When power cycling your (x86) server isn't enough to recover it

113 points
1/21/1970
6 days ago
by zdw

Comments


GlenTheMachine

In grad school we built a lot of logic boards from scratch. They were used for submersible robots, and we had a 350,000 gallon water tank that we kept heated to 88 degrees. This was three stories above the ground in a metal building. You can't really air condition that, so in the summer it got quite hot.

It was not uncommon to return from lunch to find than an embedded computer board that had been working when you left wasn't any more. One way to debug them was to put them in the refrigerator for a while. If they then worked, you knew you had a bad solder joint or an IC that was on the verge of failing.

3 days ago

nielsbot

Wow. That's 3M lbs of water. (1.34M kg)

3 days ago

Szpadel

I have at least 2 regular cases where full power off was required to resolve the issue.

First one is dell latitude laptop with fingerprint reader, randomly after few days of operation, fingerprint reader stops responding and login screens freeze for a minute until it timeouts few times. reboot does not solve it, nor suspending machine. it needs to be powered off and on again (hibernation to disk also works).

second case is my pc with ASRock creator x570, after long time if keeping it suspended, WiFi card stopped to function and just throwed some errors in dmesg on driver initialization. here even power off and on did not help, but flipping switch on power supply for few second resolved the issue

3 days ago

apfsx

I’ve actually had some strange anomalies happen like this on a couple laptops I have. Rebooting or even holding the power button long enough to do according to the manufacturer some kind of CMOS or hard reset didn’t work either. I had to open up the bottom, cover unplugged, the battery completely Then re-plugged in and everything went back to operational condition.

3 days ago

Latty

The WiFi/Bluetooth one was common on AM4, I think, I also had that issue.

3 days ago

duffyjp

The integrated wifi/bt on my AM5 board was so bad I had to disable it and use a PCIe card.

For obvious reasons AMD boards don’t tend to ship with Intel wifi, but in my experience anything else sucks. The intel 6e cards are amazing and dirt cheap.

3 days ago

jmb99

> For obvious reasons AMD boards don’t tend to ship with Intel wifi

Funnily enough, the threadripper (at least WRX90, and at least asrock) come with an Intel dual 10Gb LAN card. Probably because none of the alternatives are good enough for a pro board.

3 days ago

toast0

> For obvious reasons AMD boards don’t tend to ship with Intel wifi, but in my experience anything else sucks.
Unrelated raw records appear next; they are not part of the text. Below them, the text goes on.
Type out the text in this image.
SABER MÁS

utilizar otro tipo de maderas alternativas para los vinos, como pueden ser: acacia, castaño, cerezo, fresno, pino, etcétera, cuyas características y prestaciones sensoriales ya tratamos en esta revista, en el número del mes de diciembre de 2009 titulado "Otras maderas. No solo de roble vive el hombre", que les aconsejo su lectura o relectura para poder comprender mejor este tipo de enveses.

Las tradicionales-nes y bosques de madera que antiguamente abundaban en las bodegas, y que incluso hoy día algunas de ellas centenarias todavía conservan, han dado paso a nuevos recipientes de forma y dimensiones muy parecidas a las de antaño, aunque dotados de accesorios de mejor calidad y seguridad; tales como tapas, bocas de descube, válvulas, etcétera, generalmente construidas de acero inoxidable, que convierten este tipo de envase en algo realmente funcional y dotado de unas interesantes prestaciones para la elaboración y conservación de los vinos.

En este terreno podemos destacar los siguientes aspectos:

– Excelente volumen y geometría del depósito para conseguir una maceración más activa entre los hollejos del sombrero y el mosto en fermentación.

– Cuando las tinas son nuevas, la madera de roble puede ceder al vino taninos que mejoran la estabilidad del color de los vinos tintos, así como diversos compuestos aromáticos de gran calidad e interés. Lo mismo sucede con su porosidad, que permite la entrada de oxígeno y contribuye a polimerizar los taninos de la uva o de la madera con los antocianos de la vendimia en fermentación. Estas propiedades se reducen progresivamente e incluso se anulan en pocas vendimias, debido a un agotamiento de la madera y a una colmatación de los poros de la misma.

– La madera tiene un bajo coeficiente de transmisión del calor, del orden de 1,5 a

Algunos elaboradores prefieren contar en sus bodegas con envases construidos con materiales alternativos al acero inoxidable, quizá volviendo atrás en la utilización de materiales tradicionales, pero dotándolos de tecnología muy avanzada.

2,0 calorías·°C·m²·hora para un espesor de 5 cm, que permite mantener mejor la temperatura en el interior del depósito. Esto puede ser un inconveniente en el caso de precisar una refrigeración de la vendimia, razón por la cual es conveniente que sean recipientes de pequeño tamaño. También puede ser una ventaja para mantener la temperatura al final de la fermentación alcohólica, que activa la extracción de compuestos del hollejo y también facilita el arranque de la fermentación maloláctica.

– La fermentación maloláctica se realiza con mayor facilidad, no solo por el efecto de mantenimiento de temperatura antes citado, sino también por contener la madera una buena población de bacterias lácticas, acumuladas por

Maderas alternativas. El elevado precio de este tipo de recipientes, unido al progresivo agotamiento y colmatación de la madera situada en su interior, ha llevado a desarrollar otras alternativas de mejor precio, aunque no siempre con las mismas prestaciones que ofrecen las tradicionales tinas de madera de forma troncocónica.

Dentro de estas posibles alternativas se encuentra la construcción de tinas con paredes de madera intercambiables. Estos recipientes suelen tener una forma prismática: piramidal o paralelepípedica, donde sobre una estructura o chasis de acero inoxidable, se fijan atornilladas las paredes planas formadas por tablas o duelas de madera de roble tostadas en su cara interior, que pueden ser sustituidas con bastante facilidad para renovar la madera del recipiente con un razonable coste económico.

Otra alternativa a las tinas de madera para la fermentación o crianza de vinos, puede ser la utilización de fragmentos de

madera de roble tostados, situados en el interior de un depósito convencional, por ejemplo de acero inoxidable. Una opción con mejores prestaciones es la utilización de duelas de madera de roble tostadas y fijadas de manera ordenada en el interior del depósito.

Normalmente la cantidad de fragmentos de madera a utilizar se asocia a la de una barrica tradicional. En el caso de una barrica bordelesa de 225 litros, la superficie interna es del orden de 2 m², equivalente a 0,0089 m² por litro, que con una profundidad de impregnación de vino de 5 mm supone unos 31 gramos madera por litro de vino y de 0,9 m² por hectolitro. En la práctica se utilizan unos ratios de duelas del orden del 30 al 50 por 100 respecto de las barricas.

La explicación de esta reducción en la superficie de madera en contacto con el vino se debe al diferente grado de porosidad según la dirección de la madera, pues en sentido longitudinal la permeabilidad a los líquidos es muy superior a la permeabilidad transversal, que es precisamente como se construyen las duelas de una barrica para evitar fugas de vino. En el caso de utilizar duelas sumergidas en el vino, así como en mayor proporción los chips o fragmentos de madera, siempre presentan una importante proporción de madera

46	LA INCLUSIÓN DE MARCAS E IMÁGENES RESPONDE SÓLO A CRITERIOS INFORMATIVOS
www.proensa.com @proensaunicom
Cause realtek checks the box for has wifi and costs probably $3 less? If you care, you can swap it, and if you don't, you don't.

3 days ago

doubled112

I’ve had some weirdness with Intel WiFi cards over the years too, especially when dual booting.

3 days ago

duffyjp

Was it the 9560 by chance? (The original AC / wifi5 one) Those were terrible. Our house isn’t practical to wire, so I had a lot of them. All swapped to AX210 cards (6E) and those work phenomenally.

I also dual boot, in addition to being an incurable distro hopper, and these AX210 cards worked out of the box in basically everything.

3 days ago

tonyarkles

Yeah I’ve got a Lenovo Legion laptop that I dual-boot Windows and Linux. I haven’t tried in a while but for at least a year it was impossible to soft-reboot to switch OSes if you wanted wifi to work. My best theory was that Windows and Linux had different firmware that they loaded into it at boot and they weren’t reloading that after a soft reboot (just using whatever was already running on the card).

3 days ago

speckx

My friend had an issue with a laptop that did not resolve until the battery was fully drained.

3 days ago

Szpadel

This reminded me issue that I had once in one of dell laptops at work. It frozen somewhere deep enough that power button was not even responsive. I remember that I had full battery, display was off and fans were spinning on lowest speed. I figured out that I needed to pull out the battery because waiting until it drains would take ages.

I had to do this secretly because company warranty/service deal would require it to send to dell/request technician

2 days ago

Aachen

Wouldn't the quicker solution be disconnecting the battery for 2 seconds?

3 days ago

pests

Not everyone has the skills or knowledge to disassemble their laptop. I haven’t had a removable easily replaceable battery since I feel 2006ish. My current one requires 8 security screws on the bottom, a bracket removed, and even I had some issues when I did a swap earlier this year.

3 days ago

trebligdivad

A BIOS can forget to reset some devices. A physical device might have a design flaw where it forgets to reset some registers on reset. A BIOS (including device firmware) can forget to zero some RAM/initialise a structure and get lucky.

3 days ago

garganzol

Yep, this is a typical flaw and it can cause annoying situations. I met it in my practice.

3 days ago

snakeyjake

Are these Dells?

Some Dells have a "feature" where something, somewhere, in their mess of a UEFI/iDRAC stack will get corrupted and will stay wrong through power cycles until you physically unplug the servers from power and hold down the power button to discharge a capacitor and clear out the NVRAM where the corrupted value is.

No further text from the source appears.